On altıncı Bölüm

ÖĞLEYİN, bu kez artık saklanmayı filan düşünmeyerek, Airlee’ye indiler. Alvin iniş esnasında kendi kendisine, İnsanlık tarihi boyunca herhangi bir geminin Yer Yuvarlağına şimdiye dek böyle bir yük taşıyıp taşımamış olduğunu sormaktaydı. Tabii eğer Vanamonde geminin içindeyse. Çünkü dönüş yolculuğu esnasında Vanamonde’yi hiç görmemişlerdi ve Theon gemide Vanamonde’ın kendisinin değil de, sadece ilgi sahasının bulunduğunun söylenebileceğine inanmaktaydı ki, bu da oldukça tutarlı bir görüştü.

Gemiden inerlerken kapılar arkalarından usulca kapanıp, giysileri birdenbire çıkan bir rüzgârla uçuştu. Sonra gemi gümüş bir benek gibi tekrar göğe yükseldi. Alvin’in kendisine tekrar gereksinme duyacağı ana kadar ait olduğu dünyaya dönen gümüş bir benek gibi tekrar göğe yükseldi.

Alvin’in yarı yarıya umduğu, Theon’un ise kesinkes emin olduğu gibi, Seranis onları beklemekteydi. İki gence bir süre sessizce baktıktan sonra, sakin bir tavırla Alvin’e seslendi:

— Başımıza yeni yeni çoraplar örmek hoşunuza gidiyor değil mi?

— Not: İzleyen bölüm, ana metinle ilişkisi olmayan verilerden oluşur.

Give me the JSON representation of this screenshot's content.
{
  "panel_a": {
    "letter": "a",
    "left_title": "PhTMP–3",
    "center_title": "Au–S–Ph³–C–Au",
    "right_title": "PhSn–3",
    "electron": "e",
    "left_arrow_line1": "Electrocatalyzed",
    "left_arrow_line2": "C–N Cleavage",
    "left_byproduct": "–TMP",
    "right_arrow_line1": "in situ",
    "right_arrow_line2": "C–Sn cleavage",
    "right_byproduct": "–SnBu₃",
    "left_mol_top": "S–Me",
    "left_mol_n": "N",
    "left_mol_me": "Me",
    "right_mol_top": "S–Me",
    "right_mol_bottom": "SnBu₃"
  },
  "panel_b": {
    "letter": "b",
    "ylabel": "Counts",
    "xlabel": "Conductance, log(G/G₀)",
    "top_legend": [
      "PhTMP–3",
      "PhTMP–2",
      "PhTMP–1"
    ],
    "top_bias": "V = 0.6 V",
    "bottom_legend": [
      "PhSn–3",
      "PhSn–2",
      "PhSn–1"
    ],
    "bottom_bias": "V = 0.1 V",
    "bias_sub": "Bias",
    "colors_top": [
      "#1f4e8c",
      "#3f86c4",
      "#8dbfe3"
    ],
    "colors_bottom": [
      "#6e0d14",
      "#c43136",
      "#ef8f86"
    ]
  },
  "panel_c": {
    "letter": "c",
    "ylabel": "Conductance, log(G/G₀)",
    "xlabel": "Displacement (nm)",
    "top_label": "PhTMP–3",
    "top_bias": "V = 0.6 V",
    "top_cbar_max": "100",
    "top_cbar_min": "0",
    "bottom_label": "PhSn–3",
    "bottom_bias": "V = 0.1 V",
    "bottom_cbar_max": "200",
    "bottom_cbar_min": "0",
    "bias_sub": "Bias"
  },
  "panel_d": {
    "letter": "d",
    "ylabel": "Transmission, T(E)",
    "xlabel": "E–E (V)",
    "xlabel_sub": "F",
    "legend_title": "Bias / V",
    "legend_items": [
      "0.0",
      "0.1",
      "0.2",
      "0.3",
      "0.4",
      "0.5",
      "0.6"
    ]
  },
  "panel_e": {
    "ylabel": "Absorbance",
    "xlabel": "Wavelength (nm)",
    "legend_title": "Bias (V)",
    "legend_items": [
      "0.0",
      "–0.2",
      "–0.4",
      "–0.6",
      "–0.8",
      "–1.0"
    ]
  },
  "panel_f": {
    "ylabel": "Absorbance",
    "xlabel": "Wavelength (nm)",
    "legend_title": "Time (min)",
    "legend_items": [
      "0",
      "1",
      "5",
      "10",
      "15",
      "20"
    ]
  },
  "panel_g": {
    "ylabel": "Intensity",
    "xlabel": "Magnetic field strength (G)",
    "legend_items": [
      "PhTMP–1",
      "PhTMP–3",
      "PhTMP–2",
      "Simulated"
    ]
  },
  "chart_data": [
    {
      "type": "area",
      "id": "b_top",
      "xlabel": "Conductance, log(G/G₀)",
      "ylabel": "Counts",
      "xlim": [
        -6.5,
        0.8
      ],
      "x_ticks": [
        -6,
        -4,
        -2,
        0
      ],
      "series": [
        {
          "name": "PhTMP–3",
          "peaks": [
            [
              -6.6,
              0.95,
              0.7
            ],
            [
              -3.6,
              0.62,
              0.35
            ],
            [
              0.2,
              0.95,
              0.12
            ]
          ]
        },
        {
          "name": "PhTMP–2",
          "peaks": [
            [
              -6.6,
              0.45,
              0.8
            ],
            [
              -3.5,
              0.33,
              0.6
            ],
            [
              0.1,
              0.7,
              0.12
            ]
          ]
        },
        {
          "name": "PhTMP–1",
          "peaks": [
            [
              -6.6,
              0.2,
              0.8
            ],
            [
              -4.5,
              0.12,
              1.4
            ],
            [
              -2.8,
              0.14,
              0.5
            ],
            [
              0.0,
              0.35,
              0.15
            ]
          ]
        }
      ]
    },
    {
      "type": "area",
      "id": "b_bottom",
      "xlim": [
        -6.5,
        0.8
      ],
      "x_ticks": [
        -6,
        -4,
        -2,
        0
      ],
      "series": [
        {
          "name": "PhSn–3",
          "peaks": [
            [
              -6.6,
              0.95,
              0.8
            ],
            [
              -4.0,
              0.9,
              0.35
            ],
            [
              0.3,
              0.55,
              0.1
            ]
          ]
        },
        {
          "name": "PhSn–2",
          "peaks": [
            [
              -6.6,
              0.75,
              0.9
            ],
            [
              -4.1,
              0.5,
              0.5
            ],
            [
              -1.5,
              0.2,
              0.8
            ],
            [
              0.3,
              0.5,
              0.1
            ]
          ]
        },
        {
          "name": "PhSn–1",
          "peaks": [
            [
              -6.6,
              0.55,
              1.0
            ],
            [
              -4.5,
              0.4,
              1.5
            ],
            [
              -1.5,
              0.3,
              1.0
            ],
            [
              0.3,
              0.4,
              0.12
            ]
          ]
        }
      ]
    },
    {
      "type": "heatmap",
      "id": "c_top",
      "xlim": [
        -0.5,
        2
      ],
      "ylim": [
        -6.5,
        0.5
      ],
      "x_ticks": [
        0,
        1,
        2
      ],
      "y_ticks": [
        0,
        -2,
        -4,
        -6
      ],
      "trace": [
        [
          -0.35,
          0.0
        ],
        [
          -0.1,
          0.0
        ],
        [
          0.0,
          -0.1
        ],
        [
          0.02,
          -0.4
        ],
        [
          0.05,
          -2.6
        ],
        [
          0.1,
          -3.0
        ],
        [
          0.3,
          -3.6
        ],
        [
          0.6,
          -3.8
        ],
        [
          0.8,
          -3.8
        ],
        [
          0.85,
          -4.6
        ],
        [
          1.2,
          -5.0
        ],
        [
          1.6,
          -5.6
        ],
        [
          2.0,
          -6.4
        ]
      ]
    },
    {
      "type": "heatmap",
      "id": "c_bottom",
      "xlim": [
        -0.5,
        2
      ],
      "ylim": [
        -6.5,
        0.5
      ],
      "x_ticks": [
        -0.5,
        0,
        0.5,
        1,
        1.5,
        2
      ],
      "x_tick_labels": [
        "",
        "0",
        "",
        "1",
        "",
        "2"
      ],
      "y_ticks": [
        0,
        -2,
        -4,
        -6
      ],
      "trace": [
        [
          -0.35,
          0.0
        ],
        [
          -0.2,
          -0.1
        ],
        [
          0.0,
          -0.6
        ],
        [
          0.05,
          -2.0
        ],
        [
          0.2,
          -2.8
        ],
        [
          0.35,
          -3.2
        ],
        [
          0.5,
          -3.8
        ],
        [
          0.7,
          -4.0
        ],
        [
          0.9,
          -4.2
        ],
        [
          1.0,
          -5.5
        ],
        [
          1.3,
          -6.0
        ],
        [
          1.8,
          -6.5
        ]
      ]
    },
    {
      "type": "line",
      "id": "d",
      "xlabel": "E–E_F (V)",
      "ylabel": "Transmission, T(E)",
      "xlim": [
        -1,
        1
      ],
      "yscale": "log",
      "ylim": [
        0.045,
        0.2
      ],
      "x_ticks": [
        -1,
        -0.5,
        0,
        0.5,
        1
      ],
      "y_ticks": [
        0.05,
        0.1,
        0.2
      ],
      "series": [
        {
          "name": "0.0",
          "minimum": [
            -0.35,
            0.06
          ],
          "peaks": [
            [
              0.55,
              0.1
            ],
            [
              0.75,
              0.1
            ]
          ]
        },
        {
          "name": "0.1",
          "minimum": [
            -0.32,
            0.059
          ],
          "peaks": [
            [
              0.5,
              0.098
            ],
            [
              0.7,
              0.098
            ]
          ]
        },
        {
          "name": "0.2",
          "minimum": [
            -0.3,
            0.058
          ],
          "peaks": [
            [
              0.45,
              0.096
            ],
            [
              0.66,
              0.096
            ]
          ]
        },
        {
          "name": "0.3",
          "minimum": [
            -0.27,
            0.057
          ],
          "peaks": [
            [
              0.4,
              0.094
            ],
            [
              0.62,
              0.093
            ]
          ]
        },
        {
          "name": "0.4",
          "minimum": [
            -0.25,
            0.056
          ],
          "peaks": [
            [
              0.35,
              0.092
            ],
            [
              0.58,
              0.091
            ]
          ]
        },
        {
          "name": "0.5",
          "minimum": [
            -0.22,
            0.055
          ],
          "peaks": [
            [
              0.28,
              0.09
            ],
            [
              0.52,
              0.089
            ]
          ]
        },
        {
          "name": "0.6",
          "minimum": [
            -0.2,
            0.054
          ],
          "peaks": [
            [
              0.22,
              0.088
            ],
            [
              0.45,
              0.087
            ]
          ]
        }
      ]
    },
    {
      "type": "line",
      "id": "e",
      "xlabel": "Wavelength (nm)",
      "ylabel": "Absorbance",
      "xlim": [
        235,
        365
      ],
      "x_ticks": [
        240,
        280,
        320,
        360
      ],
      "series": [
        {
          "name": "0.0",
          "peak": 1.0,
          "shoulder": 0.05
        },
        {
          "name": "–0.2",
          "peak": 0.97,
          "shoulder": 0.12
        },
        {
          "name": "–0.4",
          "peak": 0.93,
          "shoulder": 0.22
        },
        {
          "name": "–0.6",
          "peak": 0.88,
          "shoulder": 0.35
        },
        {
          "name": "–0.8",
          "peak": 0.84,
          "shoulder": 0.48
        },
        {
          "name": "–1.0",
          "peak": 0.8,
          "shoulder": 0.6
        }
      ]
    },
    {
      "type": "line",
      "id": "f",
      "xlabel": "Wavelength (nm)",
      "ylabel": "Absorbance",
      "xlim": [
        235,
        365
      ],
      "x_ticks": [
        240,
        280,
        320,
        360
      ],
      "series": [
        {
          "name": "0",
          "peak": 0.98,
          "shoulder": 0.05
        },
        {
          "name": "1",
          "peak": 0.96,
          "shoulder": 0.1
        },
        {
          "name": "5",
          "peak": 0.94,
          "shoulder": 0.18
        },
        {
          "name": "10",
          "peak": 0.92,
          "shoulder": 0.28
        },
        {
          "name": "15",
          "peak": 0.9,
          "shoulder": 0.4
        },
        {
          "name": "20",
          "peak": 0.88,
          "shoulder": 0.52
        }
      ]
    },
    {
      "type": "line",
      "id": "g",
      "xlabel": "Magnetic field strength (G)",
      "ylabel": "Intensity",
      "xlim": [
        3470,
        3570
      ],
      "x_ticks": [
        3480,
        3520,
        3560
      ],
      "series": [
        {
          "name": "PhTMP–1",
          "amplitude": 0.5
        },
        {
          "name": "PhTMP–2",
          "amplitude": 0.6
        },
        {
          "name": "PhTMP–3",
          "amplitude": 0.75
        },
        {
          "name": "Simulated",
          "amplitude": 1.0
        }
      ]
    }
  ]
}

Ama sözlerinde kin değil de sadece yarı alaylı bir kadere boyun eğiş ve hatta, hatta, yeni yeni sezilen bir onay vardı. Öyle ki Alvin daha Seranis leb demeden leblebiyi anlayıp, ağzındaki baklayı çıkardı:

— Demek Vanamonde geldi.

— Hem de saatler önce. Şafaktan beri de, Tarih konusunda varlığından bile şüphelenmediğimiz kadar çok şey öğrendik.

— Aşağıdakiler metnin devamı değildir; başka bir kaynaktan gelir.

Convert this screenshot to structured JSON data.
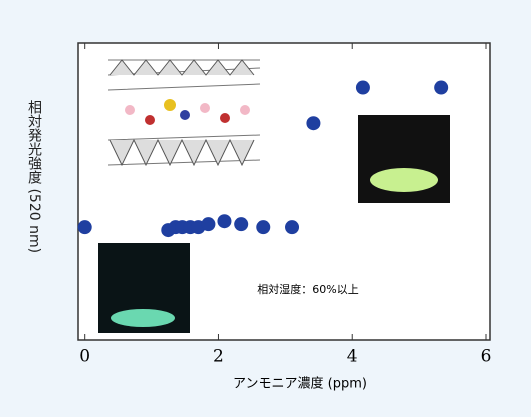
{
  "chart_data": {
    "type": "scatter",
    "xlabel": "アンモニア濃度 (ppm)",
    "ylabel": "相対発光強度 (520 nm)",
    "annotation": "相対湿度：60%以上",
    "x": [
      0,
      1.25,
      1.36,
      1.46,
      1.58,
      1.7,
      1.85,
      2.09,
      2.34,
      2.67,
      3.1,
      3.42,
      4.16,
      5.33
    ],
    "values": [
      0.38,
      0.37,
      0.38,
      0.38,
      0.38,
      0.38,
      0.39,
      0.4,
      0.39,
      0.38,
      0.38,
      0.73,
      0.85,
      0.85
    ],
    "color": "#1f3fa0",
    "xlim": [
      -0.1,
      6.06
    ],
    "xticks": [
      0,
      2,
      4,
      6
    ],
    "ylim": [
      0,
      1
    ]
  }
}
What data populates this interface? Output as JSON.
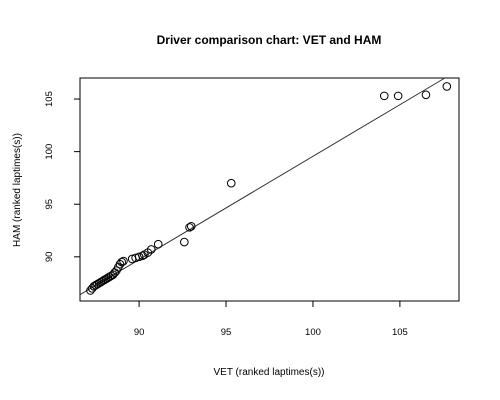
{
  "chart_data": {
    "type": "scatter",
    "title": "Driver comparison chart: VET and HAM",
    "xlabel": "VET (ranked laptimes(s))",
    "ylabel": "HAM (ranked laptimes(s))",
    "xlim": [
      86.6,
      108.4
    ],
    "ylim": [
      85.8,
      107.0
    ],
    "x_ticks": [
      90,
      95,
      100,
      105
    ],
    "y_ticks": [
      90,
      95,
      100,
      105
    ],
    "grid": false,
    "points": [
      [
        87.2,
        86.8
      ],
      [
        87.3,
        87.0
      ],
      [
        87.4,
        87.2
      ],
      [
        87.5,
        87.3
      ],
      [
        87.6,
        87.4
      ],
      [
        87.7,
        87.5
      ],
      [
        87.8,
        87.6
      ],
      [
        87.9,
        87.7
      ],
      [
        88.0,
        87.8
      ],
      [
        88.1,
        87.9
      ],
      [
        88.2,
        88.0
      ],
      [
        88.3,
        88.1
      ],
      [
        88.4,
        88.2
      ],
      [
        88.5,
        88.3
      ],
      [
        88.6,
        88.5
      ],
      [
        88.7,
        88.7
      ],
      [
        88.8,
        89.0
      ],
      [
        88.9,
        89.3
      ],
      [
        89.0,
        89.5
      ],
      [
        89.1,
        89.6
      ],
      [
        89.6,
        89.8
      ],
      [
        89.8,
        89.9
      ],
      [
        90.0,
        90.0
      ],
      [
        90.2,
        90.1
      ],
      [
        90.3,
        90.2
      ],
      [
        90.5,
        90.4
      ],
      [
        90.7,
        90.7
      ],
      [
        91.1,
        91.2
      ],
      [
        92.6,
        91.4
      ],
      [
        92.9,
        92.8
      ],
      [
        93.0,
        92.9
      ],
      [
        95.3,
        97.0
      ],
      [
        104.1,
        105.3
      ],
      [
        104.9,
        105.3
      ],
      [
        106.5,
        105.4
      ],
      [
        107.7,
        106.2
      ]
    ],
    "fit_line": {
      "x": [
        86.6,
        108.4
      ],
      "y": [
        86.4,
        107.8
      ]
    },
    "colors": {
      "points": "#000000",
      "line": "#333333"
    }
  }
}
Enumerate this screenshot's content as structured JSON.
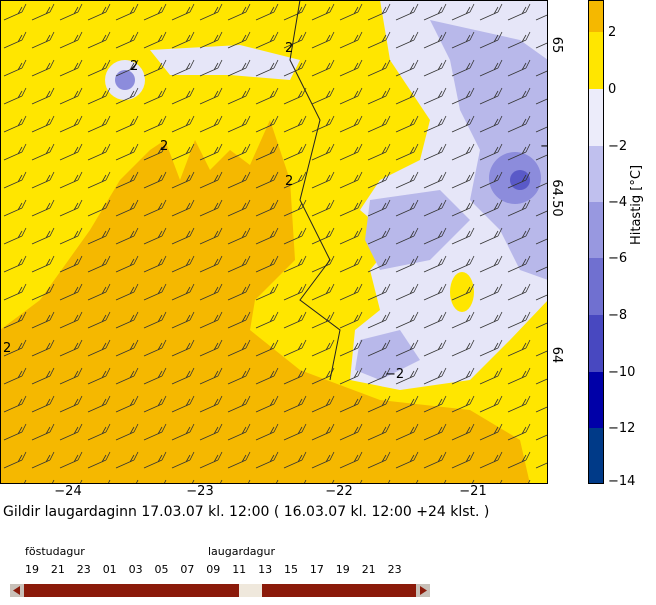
{
  "map": {
    "lon_labels": [
      "−24",
      "−23",
      "−22",
      "−21"
    ],
    "lat_labels": [
      "65",
      "64.50",
      "64"
    ],
    "contour_labels": [
      "2",
      "2",
      "2",
      "2",
      "2",
      "−2",
      "−2"
    ],
    "colorbar": {
      "label": "Hitastig [°C]",
      "ticks": [
        "2",
        "0",
        "−2",
        "−4",
        "−6",
        "−8",
        "−10",
        "−12",
        "−14"
      ]
    }
  },
  "caption": "Gildir laugardaginn 17.03.07 kl. 12:00 ( 16.03.07 kl. 12:00 +24 klst. )",
  "timeline": {
    "days": [
      "föstudagur",
      "laugardagur"
    ],
    "hours": [
      "19",
      "21",
      "23",
      "01",
      "03",
      "05",
      "07",
      "09",
      "11",
      "13",
      "15",
      "17",
      "19",
      "21",
      "23"
    ]
  }
}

Alvin Seranis’e bir süre hayretle bakakaldıktan sonra sonunda ne demek istediğini anladı. Vanamonde’un ortaya çıkışının bu idrakleri keskin, beyinleri birbirlerinin beyinlerini harikulade bir şekilde tamamlayan ırk üzerinde nasıl bir etki uyandırdığını, nasıl bir sarsıntı yarattığım, hayal etmek güç bir iş değildi. Lys’liler duruma baş döndürücü bir hızla tepki göstermişlerdi. Gözlerinin önünden birdenbire biraz yersiz bir görüntü, Vanamonde’ın, çevresi Lys’in istekli aydınları tarafından çevrilmiş, belki de biraz ürkmüş Vanamonde’ın biraz altı kaval üstü şişhane bir görüntüsü geçti.

— Vanamonde’ın ne olduğunu anlayabildiniz mi?

— Evet. Aslını henüz öğrenememiş olmamıza rağmen, bu konuda güçlük çekmedik. Vanamonde pırıl pırıl bir beyin. Bilgisi de hadsiz hudutsuz gibi görünüyor ama kendisi çocuksu. Hem de sözcüğün tam anlamıyla çocuksu.

Theon birden haykırdı:

— Tabii. Bunu tahmin etmem gerekirdi.

Alvin bir kere daha pusulayı iyice şaşırmış, hayretten hayrete sürüklenmeye başlamıştı. Öyle ki Seranis sonunda haline acıyıp ayrıntılara girdi.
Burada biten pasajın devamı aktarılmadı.